If $x\in R$, then is $((I+J):x)=(I:x)+(J:x)$?
I would be very grateful if someone comment me.
 A: Theorem:  Let $I,J\subset R$ be any ideals in a commutative Noetherian ring $R$, and let $x\in R$ be any element.  Then we have the following implications:
(i)  $I\cap J +(x)=(I+(x))\cap (J+(x)) \ \Leftrightarrow \ (I+J:x)=(I:x)+(J:x)$
(ii)  $I+(x)$, $J+(x)$, and $I\cap J+(x)$ are all radical $\Rightarrow$ $I\cap J+(x)=(I+(x))\cap (J+(x))$.
Proof:
For (i), form a grid of short exact sequences of quotients of $R$, where the vertical sequences are multiplication by $x$ and the horizontal sequences are Mayer-Vietoris:
$$\begin{array}{ccccc}
& 0 & 0 & 0 \\
& \uparrow & \uparrow & \uparrow \\
& R/(I\cap J)+(x)\rightarrow & R/I+(x)\oplus R/J+(x) \rightarrow & R/(I+J+(x))\rightarrow & 0\\
& \uparrow & \uparrow & \uparrow \\
0 \rightarrow & R/I\cap J\rightarrow & R/I\oplus R/J\rightarrow & R/I+J\rightarrow 
 & 0\\
& \uparrow & \uparrow & \uparrow \\
0\rightarrow & R/I\cap J:x\rightarrow & R/I:x\oplus R/J:x\rightarrow & R/I+J:x & \\
& \uparrow & \uparrow & \uparrow \\
& 0 & 0 & 0 \\
\end{array}$$
Note that the top row is exact on the left iff $I\cap J+(x)=(I+(x))\cap (J+(x))$ and the bottom row is exact on the right iff $I+J:x=(I:x)+(J:x)$.  Then (i) follows by the $3\times 3$ lemma.

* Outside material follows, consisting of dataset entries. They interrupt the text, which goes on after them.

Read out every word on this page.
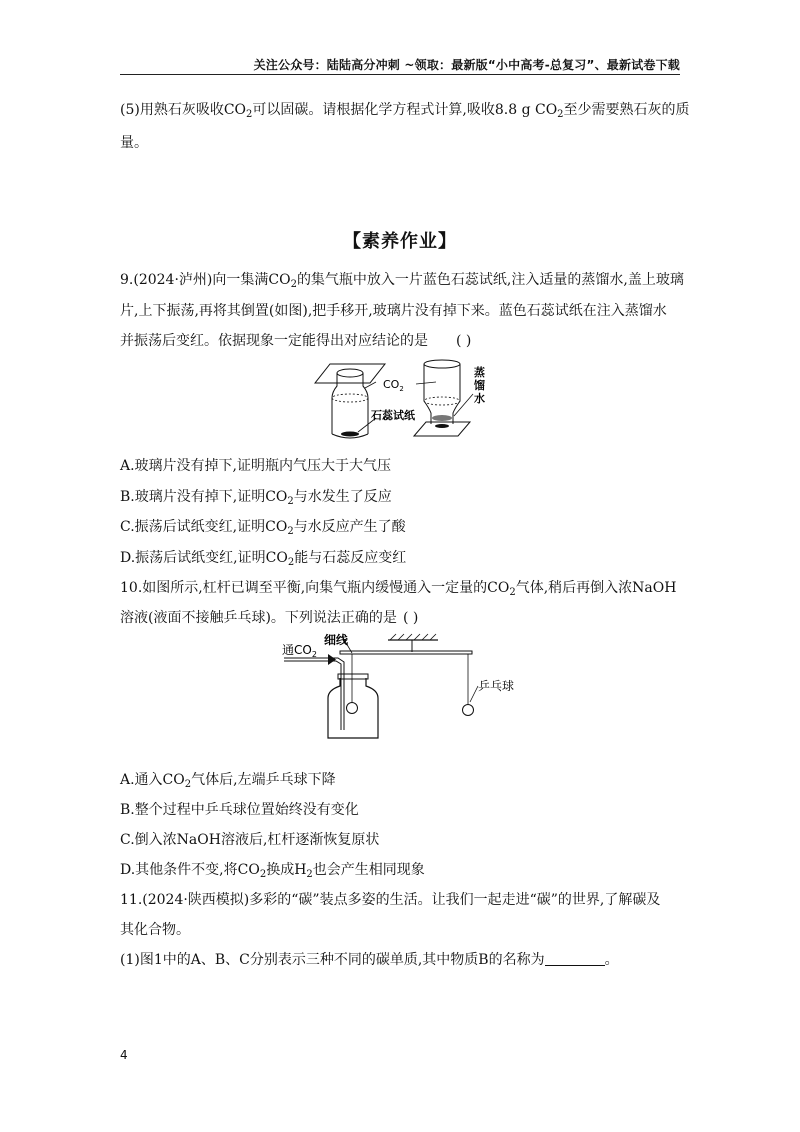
关注公众号：陆陆高分冲刺 ~领取：最新版“小中高考-总复习”、最新试卷下载
(5)用熟石灰吸收$CO_2$可以固碳。请根据化学方程式计算,吸收8.8 g $CO_2$至少需要熟石灰的质
量。
【素养作业】
9.(2024·泸州)向一集满$CO_2$的集气瓶中放入一片蓝色石蕊试纸,注入适量的蒸馏水,盖上玻璃
片,上下振荡,再将其倒置(如图),把手移开,玻璃片没有掉下来。蓝色石蕊试纸在注入蒸馏水
并振荡后变红。依据现象一定能得出对应结论的是 ( )
$CO_2$
石蕊试纸
蒸
馏
水
A.玻璃片没有掉下,证明瓶内气压大于大气压
B.玻璃片没有掉下,证明$CO_2$与水发生了反应
C.振荡后试纸变红,证明$CO_2$与水反应产生了酸
D.振荡后试纸变红,证明$CO_2$能与石蕊反应变红
10.如图所示,杠杆已调至平衡,向集气瓶内缓慢通入一定量的$CO_2$气体,稍后再倒入浓NaOH
溶液(液面不接触乒乓球)。下列说法正确的是 ( )
通$CO_2$
细线
乒乓球
A.通入$CO_2$气体后,左端乒乓球下降
B.整个过程中乒乓球位置始终没有变化
C.倒入浓NaOH溶液后,杠杆逐渐恢复原状
D.其他条件不变,将$CO_2$换成$H_2$也会产生相同现象
11.(2024·陕西模拟)多彩的“碳”装点多姿的生活。让我们一起走进“碳”的世界,了解碳及
其化合物。
(1)图1中的A、B、C分别表示三种不同的碳单质,其中物质B的名称为	。
4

To see (ii), you can use the $\mathcal{V}$ functor from algebraic geometry, where $\mathcal{V}(I)=\left\{P\in\operatorname{Spec}(R) \ | \ P\supseteq I\right\}$, and properties $\mathcal{V}(I\cap J)=\mathcal{V}(I)\cup\mathcal{V}(J)$ and $\mathcal{V}(I+J)=\mathcal{V}(I)\cap \mathcal{V}(J)$, to see that the ideals $I\cap J+(x)$ and $(I+(x))\cap (J+(x))$ have the same radical.
It would be nice to say that Zach Teitler's example fails because $I\cap J+(x)=(x-y)\cap (y)+(x)=(x,y^2)$ is not radical, but unfortunately, it would seem the implication in (ii) cannot be reversed.  For example, in $R=k[x,y]$ take $I=(x)$, $J=(y)$, and take $f=x^2$, then $I\cap J+(f)=(xy,x^2)$ is not radical, yet we still have the equality $I\cap J+(f)=(I+(f))\cap (J+(f))$.
A: If $I$ and $J$ are monomial ideals, then the question is true.